Desde entonces, Kuon y Kyoko se buscan y se besan en cuanto están a solas. Rinden el alma a los brazos del otro sin decirse nunca aquellas dos palabras. Aunque tampoco es que hagan falta. En sus brazos, Kyoko conoce lo que es sentirse adorada, verdaderamente amada. Reverenciada, podría decir, como si para él fuera alguna extraña clase de diosa. Y ella a su vez, se arroja gustosa al laberinto de sus cuerpos y desnuda el alma bajo sus manos.

Al hambre de las primeras noches le sucede pronto la ternura y la mutua seducción. Sus besos se tornan deliberadamente lentos, estudiosos de la piel amada bajo sus labios. Danzan entre las sábanas hasta el alba o hasta que el agotamiento les venza, rezando en silencio por que no suenen las sirenas de alarma.

A los ritmos y las rutinas compartidas, se les suman las sonrisas conocedoras y cómplices, o el roce leve, aparentemente casual, de una mano en el salón de oficiales… Pero Kyoko sabe que está viviendo un sueño con fecha límite. Un sueño maravilloso del que le aterra despertar… Un día, uno de los dos no volverá…

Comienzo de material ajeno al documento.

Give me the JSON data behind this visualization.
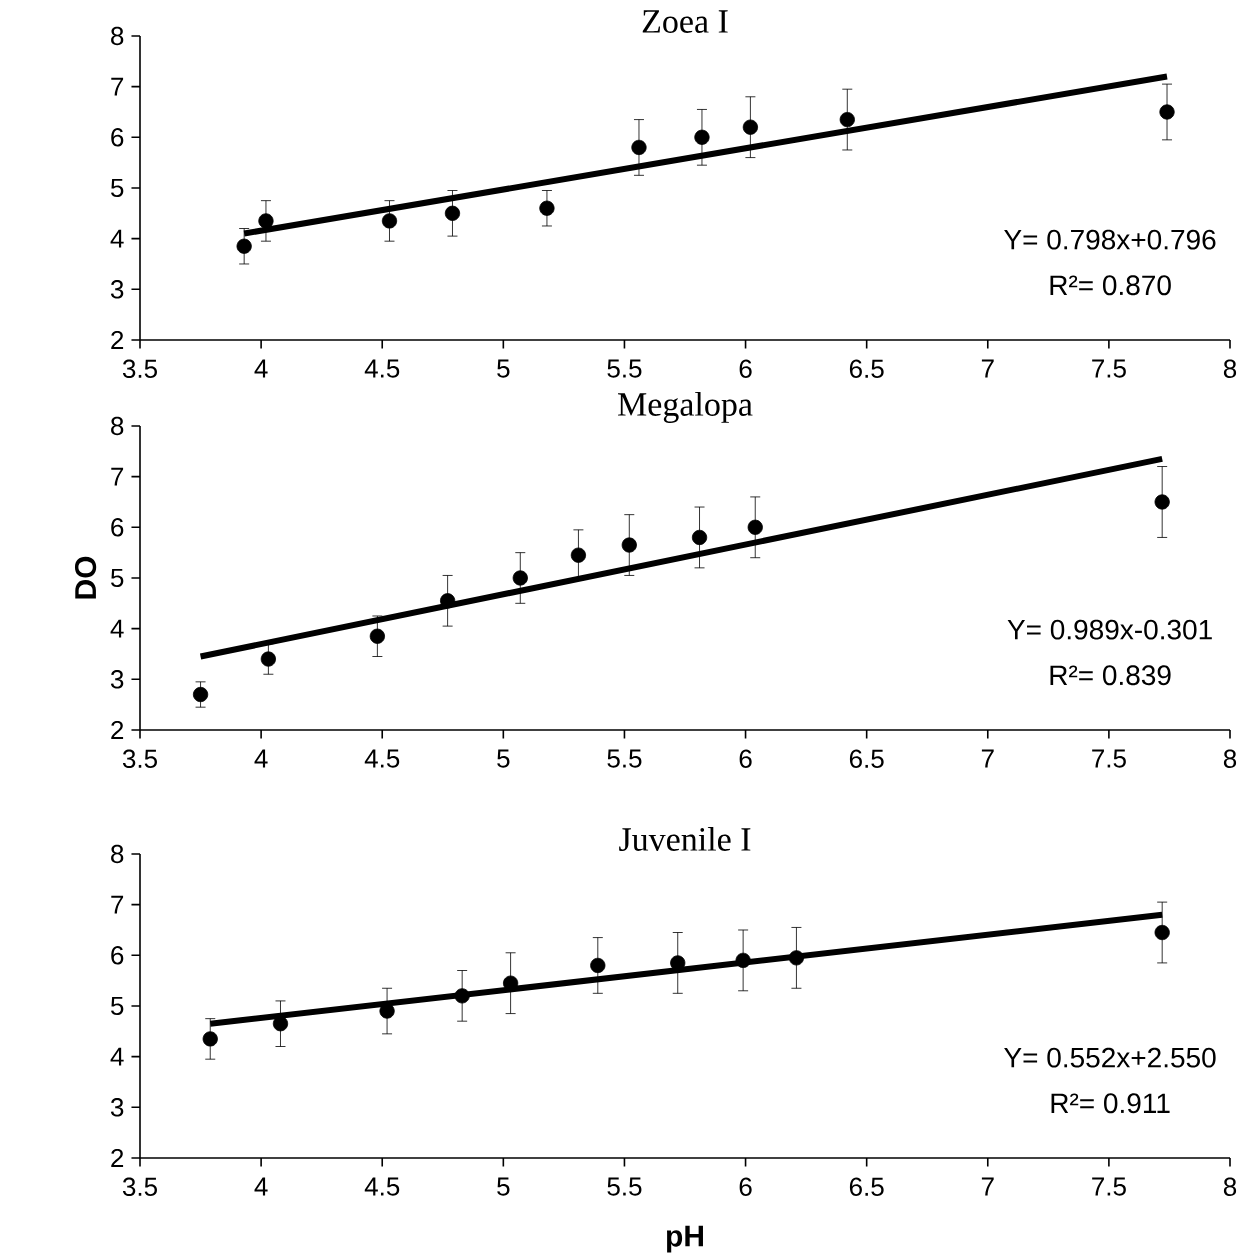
{
  "chart_data": [
    {
      "type": "scatter",
      "title": "Zoea I",
      "xlim": [
        3.5,
        8
      ],
      "ylim": [
        2,
        8
      ],
      "xticks": [
        3.5,
        4,
        4.5,
        5,
        5.5,
        6,
        6.5,
        7,
        7.5,
        8
      ],
      "yticks": [
        2,
        3,
        4,
        5,
        6,
        7,
        8
      ],
      "grid": false,
      "annotations": [
        "Y= 0.798x+0.796",
        "R²= 0.870"
      ],
      "series": [
        {
          "type": "scatter",
          "marker": "circle",
          "color": "#000000",
          "x": [
            3.93,
            4.02,
            4.53,
            4.79,
            5.18,
            5.56,
            5.82,
            6.02,
            6.42,
            7.74
          ],
          "values": [
            3.85,
            4.35,
            4.35,
            4.5,
            4.6,
            5.8,
            6.0,
            6.2,
            6.35,
            6.5
          ],
          "errors": [
            0.35,
            0.4,
            0.4,
            0.45,
            0.35,
            0.55,
            0.55,
            0.6,
            0.6,
            0.55
          ]
        },
        {
          "type": "line",
          "marker": "none",
          "color": "#000000",
          "x": [
            3.93,
            7.74
          ],
          "values": [
            4.1,
            7.2
          ]
        }
      ]
    },
    {
      "type": "scatter",
      "title": "Megalopa",
      "ylabel": "DO",
      "xlim": [
        3.5,
        8
      ],
      "ylim": [
        2,
        8
      ],
      "xticks": [
        3.5,
        4,
        4.5,
        5,
        5.5,
        6,
        6.5,
        7,
        7.5,
        8
      ],
      "yticks": [
        2,
        3,
        4,
        5,
        6,
        7,
        8
      ],
      "grid": false,
      "annotations": [
        "Y= 0.989x-0.301",
        "R²= 0.839"
      ],
      "series": [
        {
          "type": "scatter",
          "marker": "circle",
          "color": "#000000",
          "x": [
            3.75,
            4.03,
            4.48,
            4.77,
            5.07,
            5.31,
            5.52,
            5.81,
            6.04,
            7.72
          ],
          "values": [
            2.7,
            3.4,
            3.85,
            4.55,
            5.0,
            5.45,
            5.65,
            5.8,
            6.0,
            6.5
          ],
          "errors": [
            0.25,
            0.3,
            0.4,
            0.5,
            0.5,
            0.5,
            0.6,
            0.6,
            0.6,
            0.7
          ]
        },
        {
          "type": "line",
          "marker": "none",
          "color": "#000000",
          "x": [
            3.75,
            7.72
          ],
          "values": [
            3.45,
            7.35
          ]
        }
      ]
    },
    {
      "type": "scatter",
      "title": "Juvenile I",
      "xlabel": "pH",
      "xlim": [
        3.5,
        8
      ],
      "ylim": [
        2,
        8
      ],
      "xticks": [
        3.5,
        4,
        4.5,
        5,
        5.5,
        6,
        6.5,
        7,
        7.5,
        8
      ],
      "yticks": [
        2,
        3,
        4,
        5,
        6,
        7,
        8
      ],
      "grid": false,
      "annotations": [
        "Y= 0.552x+2.550",
        "R²= 0.911"
      ],
      "series": [
        {
          "type": "scatter",
          "marker": "circle",
          "color": "#000000",
          "x": [
            3.79,
            4.08,
            4.52,
            4.83,
            5.03,
            5.39,
            5.72,
            5.99,
            6.21,
            7.72
          ],
          "values": [
            4.35,
            4.65,
            4.9,
            5.2,
            5.45,
            5.8,
            5.85,
            5.9,
            5.95,
            6.45
          ],
          "errors": [
            0.4,
            0.45,
            0.45,
            0.5,
            0.6,
            0.55,
            0.6,
            0.6,
            0.6,
            0.6
          ]
        },
        {
          "type": "line",
          "marker": "none",
          "color": "#000000",
          "x": [
            3.79,
            7.72
          ],
          "values": [
            4.65,
            6.8
          ]
        }
      ]
    }
  ]
}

Mientras tanto, vive su sueño… Por el día surcan los cielos, enfrentando la muerte una y otra vez, pero sus noches les pertenecen. Y se aman, se entregan…

El oro y la esmeralda se engarzan para formar la más hermosa joya.

Sin saberlo, eso es lo que le quedará a Kyoko.


La mañana de su partida, Kyoko se apoya contra la puerta como si así pudiera retenerlo. Un frío miedo le atenaza las entrañas y sus manos tiemblan cuando las de él buscan su rostro para despedirse con un beso.

Su último beso.

—Vuelve a mí… —susurró Kyoko en sus labios.

—Siempre —prometió él.

Pero luego murió.


De pie ante la habitación de Kuon, la mano de Kyoko vacila en abrir la puerta. No ha entrado desde que le llegó la negra noticia. No ha sido capaz…

Para ella, perderlo fue el vacío, el fin de su sueño. La destrucción de la pequeña burbuja de felicidad que habían construido para ellos dos. La muerte en vida. Pero la vida es vida y debe vivirse. Y una mañana entre lágrimas, con los ojos hinchados y las náuseas en la garganta, supo que Kuon le había hecho el mayor regalo. No la dejaría sola…

Debe vivir. Debe vivir por Kuon… Ahora que todo ha terminado, se licenciará. Dejará esta vida de destrucción y muerte y montará un restaurante familiar como aquel que le dio un hogar cuando no tenía nada. Deberá empezar de nuevo… Aunque sea sin él…

En cualquier caso, en cuanto se le empiece a notar el embarazo, ya no le dejarán volar.

Con un suspiro, Kyoko abre la puerta…


En una isla sin nombre, una entre las más de siete mil que conforman el archipiélago de Filipinas, tres hombres miran al mar…

Tras ellos, un chamizo construido con hojas de palma y una hoguera donde se está asando la pesca del día. Más allá, las tumbas de sus compañeros y los restos retorcidos de lo que una vez fue un helicóptero.

De los tres, hay uno, alto, muy alto, de intensos ojos verdes, que repite para sí una promesa.